対して「享楽的/刹那的/一瞬の快楽/後先考えない」は、目の前のことに飛びついてばかりで、それがどうなる結果を引き起こすかに考えが至っていないという意味で使われている場合に置き換えます。こちらは悪いニュアンスが強いため、注意して下さい。

「即物的」と「現金な人」とは違うの?

「現金な人」という言葉があります。これは自分の利益を優先し、周りのことはさておいて、自分にとって損か得かを最優先にものを考える人という意味です。
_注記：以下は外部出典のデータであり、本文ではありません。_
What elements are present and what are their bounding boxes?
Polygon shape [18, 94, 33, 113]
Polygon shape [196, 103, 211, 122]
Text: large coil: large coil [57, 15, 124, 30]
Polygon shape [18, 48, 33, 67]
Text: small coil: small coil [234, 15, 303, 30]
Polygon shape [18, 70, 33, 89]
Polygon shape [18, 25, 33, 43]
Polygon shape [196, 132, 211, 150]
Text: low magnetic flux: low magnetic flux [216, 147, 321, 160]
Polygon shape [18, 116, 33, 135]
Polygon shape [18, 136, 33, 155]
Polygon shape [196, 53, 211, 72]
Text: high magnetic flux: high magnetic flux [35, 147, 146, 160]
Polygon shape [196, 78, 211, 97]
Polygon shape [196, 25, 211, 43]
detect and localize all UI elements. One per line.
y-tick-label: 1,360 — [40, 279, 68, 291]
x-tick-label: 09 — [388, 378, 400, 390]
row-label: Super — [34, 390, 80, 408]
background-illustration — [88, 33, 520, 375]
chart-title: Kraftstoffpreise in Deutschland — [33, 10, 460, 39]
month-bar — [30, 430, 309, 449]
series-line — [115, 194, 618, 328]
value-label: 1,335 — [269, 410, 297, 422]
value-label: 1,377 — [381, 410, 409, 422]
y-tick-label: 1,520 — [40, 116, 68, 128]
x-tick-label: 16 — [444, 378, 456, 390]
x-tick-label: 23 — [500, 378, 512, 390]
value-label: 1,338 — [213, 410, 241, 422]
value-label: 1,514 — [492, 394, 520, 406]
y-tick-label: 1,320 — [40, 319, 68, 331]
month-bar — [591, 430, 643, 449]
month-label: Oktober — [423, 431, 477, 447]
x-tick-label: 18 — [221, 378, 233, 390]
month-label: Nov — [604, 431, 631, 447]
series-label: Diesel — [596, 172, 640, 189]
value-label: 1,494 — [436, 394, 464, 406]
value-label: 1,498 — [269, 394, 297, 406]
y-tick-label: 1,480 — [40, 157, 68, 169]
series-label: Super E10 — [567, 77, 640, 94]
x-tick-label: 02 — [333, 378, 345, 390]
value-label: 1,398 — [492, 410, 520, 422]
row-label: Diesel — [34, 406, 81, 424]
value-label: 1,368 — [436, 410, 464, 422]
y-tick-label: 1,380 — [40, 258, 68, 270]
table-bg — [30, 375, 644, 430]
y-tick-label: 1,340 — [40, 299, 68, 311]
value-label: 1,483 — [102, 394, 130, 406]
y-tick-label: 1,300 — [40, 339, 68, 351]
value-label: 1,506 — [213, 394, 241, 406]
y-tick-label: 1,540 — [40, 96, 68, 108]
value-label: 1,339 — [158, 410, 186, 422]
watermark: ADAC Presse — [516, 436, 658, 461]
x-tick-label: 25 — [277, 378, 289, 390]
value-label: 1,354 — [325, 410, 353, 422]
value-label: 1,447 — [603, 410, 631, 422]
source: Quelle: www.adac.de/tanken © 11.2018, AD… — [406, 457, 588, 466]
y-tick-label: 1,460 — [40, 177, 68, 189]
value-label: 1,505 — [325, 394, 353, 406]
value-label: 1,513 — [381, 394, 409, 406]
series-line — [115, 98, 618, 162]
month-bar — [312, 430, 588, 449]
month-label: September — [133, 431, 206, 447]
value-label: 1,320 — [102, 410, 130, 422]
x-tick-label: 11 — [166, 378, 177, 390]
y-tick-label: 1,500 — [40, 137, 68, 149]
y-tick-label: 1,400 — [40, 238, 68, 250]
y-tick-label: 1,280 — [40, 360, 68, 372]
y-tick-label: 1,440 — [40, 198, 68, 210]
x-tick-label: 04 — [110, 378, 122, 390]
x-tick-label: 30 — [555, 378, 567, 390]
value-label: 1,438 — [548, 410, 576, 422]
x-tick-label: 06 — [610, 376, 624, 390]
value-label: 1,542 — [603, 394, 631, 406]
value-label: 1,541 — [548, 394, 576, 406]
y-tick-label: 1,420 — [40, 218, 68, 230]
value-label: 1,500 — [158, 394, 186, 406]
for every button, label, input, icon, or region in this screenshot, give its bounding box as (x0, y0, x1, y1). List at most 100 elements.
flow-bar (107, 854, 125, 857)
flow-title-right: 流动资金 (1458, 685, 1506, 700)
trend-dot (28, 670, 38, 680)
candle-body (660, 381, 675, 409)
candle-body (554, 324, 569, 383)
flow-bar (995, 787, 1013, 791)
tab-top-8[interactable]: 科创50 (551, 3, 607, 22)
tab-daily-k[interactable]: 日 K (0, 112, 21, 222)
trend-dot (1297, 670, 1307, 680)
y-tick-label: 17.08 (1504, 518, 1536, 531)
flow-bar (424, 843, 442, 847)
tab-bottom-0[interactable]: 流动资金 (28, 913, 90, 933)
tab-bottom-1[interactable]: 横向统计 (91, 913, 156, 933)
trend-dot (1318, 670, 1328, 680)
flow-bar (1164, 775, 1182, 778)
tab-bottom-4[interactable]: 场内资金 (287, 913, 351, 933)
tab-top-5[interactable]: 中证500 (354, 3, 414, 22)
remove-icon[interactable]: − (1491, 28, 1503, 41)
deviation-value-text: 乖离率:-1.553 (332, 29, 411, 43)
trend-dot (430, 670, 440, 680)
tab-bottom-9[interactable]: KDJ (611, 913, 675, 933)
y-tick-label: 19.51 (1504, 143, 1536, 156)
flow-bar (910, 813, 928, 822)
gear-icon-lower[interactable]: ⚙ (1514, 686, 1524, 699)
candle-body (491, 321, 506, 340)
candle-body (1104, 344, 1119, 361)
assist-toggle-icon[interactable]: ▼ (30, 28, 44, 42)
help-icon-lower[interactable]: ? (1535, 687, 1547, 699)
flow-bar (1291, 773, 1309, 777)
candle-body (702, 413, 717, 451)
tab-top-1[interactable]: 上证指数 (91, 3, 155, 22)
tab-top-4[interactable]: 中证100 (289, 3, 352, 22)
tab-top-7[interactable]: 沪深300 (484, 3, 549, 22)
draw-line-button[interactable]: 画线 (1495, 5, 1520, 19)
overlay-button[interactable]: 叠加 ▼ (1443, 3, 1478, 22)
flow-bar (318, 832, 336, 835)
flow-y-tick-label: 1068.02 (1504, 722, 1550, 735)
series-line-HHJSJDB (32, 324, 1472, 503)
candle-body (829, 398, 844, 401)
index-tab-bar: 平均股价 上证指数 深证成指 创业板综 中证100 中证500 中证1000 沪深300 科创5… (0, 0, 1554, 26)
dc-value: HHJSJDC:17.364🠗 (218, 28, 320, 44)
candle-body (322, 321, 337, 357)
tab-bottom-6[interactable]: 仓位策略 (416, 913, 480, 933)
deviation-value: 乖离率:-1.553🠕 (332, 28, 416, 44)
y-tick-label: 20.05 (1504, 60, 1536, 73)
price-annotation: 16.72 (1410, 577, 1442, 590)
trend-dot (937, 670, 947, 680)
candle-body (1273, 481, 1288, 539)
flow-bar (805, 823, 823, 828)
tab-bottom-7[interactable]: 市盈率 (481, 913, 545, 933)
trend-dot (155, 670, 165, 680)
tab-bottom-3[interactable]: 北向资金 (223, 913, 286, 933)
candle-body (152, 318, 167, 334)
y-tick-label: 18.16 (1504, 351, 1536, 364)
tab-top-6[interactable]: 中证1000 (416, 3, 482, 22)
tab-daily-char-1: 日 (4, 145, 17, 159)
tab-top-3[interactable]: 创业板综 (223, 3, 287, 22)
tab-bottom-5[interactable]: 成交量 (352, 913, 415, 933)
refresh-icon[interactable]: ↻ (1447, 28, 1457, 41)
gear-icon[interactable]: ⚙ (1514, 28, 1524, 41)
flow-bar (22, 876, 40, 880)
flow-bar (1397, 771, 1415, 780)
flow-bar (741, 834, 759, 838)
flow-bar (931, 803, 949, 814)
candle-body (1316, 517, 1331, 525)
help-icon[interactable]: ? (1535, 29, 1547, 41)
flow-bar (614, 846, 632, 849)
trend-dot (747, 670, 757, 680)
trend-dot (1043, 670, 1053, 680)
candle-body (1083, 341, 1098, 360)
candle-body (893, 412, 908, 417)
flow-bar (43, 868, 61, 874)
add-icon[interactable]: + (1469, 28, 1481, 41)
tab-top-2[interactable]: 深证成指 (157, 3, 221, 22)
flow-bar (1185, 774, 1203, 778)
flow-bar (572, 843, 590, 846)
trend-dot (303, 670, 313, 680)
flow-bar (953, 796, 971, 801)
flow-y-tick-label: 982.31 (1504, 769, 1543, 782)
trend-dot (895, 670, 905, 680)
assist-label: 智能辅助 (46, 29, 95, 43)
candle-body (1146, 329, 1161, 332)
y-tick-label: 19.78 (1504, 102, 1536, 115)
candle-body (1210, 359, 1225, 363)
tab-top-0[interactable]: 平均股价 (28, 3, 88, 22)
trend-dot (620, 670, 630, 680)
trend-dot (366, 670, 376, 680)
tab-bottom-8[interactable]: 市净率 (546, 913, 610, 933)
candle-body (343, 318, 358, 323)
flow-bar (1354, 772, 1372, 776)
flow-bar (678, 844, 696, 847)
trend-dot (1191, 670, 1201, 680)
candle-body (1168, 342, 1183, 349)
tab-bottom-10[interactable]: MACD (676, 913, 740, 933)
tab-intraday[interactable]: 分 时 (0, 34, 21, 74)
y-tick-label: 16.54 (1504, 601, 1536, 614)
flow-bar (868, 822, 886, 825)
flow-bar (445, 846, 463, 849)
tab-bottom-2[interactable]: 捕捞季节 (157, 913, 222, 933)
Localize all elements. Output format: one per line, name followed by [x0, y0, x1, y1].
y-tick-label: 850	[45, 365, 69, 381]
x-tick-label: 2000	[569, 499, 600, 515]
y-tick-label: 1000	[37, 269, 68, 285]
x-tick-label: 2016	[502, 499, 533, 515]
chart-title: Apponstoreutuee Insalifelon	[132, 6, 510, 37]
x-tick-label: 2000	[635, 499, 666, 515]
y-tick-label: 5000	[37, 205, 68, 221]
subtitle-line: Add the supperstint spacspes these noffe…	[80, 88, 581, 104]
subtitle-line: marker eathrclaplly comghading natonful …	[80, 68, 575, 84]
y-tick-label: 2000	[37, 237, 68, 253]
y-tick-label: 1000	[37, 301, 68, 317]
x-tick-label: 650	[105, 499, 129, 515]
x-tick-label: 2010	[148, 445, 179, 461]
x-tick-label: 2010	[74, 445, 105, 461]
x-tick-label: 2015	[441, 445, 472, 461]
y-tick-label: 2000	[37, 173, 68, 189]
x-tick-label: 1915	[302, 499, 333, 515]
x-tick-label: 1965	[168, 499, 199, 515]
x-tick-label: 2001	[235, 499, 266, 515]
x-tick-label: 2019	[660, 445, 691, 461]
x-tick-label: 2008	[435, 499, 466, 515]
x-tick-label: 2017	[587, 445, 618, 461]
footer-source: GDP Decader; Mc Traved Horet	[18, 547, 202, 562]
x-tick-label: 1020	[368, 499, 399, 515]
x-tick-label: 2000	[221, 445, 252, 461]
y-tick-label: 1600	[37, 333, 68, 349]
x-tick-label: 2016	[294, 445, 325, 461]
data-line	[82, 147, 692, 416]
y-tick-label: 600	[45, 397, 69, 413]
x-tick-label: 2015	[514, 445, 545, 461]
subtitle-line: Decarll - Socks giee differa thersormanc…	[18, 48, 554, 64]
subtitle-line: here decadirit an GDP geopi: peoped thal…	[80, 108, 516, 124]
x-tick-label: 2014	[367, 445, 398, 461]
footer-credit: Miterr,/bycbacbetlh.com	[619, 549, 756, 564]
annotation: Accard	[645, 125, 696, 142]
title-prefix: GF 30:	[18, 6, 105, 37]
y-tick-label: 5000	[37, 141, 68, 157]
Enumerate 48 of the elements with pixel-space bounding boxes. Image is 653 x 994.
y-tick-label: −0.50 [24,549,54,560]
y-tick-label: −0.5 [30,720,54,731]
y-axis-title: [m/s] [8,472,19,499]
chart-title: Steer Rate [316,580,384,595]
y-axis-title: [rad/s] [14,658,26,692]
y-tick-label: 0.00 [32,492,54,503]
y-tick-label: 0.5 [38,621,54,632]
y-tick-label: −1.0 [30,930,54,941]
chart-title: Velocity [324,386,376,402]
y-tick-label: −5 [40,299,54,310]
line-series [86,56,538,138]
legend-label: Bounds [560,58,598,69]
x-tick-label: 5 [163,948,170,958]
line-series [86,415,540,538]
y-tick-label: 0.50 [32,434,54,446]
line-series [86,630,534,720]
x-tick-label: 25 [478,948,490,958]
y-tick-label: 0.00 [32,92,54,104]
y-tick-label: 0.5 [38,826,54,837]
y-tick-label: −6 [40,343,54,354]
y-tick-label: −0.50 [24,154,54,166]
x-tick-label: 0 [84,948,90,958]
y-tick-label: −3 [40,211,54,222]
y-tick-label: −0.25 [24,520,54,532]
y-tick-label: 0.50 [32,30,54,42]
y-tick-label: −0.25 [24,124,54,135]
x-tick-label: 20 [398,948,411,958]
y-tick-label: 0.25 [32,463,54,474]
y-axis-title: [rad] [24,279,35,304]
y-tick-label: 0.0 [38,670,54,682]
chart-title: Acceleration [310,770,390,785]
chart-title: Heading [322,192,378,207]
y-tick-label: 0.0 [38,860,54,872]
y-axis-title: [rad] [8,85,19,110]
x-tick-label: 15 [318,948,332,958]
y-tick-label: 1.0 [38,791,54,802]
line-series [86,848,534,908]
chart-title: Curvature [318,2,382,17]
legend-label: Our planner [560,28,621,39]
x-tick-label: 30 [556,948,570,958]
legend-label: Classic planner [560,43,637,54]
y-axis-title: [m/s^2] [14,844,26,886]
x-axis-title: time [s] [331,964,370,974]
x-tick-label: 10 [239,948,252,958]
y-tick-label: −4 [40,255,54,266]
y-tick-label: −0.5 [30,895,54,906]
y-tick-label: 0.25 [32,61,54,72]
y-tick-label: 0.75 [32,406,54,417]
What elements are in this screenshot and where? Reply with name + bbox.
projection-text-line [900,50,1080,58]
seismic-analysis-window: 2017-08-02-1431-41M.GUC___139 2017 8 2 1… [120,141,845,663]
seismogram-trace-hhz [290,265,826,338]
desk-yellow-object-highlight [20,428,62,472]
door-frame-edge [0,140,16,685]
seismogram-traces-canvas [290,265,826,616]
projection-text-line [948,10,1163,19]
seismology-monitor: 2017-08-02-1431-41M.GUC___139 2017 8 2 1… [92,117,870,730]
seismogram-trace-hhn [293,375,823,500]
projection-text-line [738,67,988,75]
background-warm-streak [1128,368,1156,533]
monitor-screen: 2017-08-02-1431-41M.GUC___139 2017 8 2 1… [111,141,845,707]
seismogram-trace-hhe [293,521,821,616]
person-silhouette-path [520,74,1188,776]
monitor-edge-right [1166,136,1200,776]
思想性が薄く、ただ多く利益が出る方に簡単になびくというニュアンスがありますが、これは「即物的」とは似て非なる言葉となります。

「現金な人」は前述したように、より多く得を取れる方を優先して行動を決定。対して「即物的」な人は、単に得が多いことではなく現実性を加味しています。1年経ったら10万円もらえるが、今は1万円しかもらえないという場合、現金な人は10万円を期待し待つことを選びますが、「即物的な人」は貰えるかわからない10万円より、目の前の1万円を選ぶ。そういったイメージで捉えてください。

「即物的」になった方が良いことも

「即物的」は人に対して発言すると、やや悪い印象を抱かれがちな言葉と言えます。しかし、自分一人で行動する際はあえて「即物的」になることも大切です。

現代は多くの情報に溢れており、未来を予想しよう、先の先まで推測してトラブルを防ごうと考えすぎるあまり、今何をすべきなのか?という目の前のことがおろそかになりやすくなっています。未来のことを考えるのは大切ですが、一方で、どんなに予測しても予測しきれることなどありません。たまには未来のことを「考えてもわからないもの」と割り切って、行動を起こしてみましょう。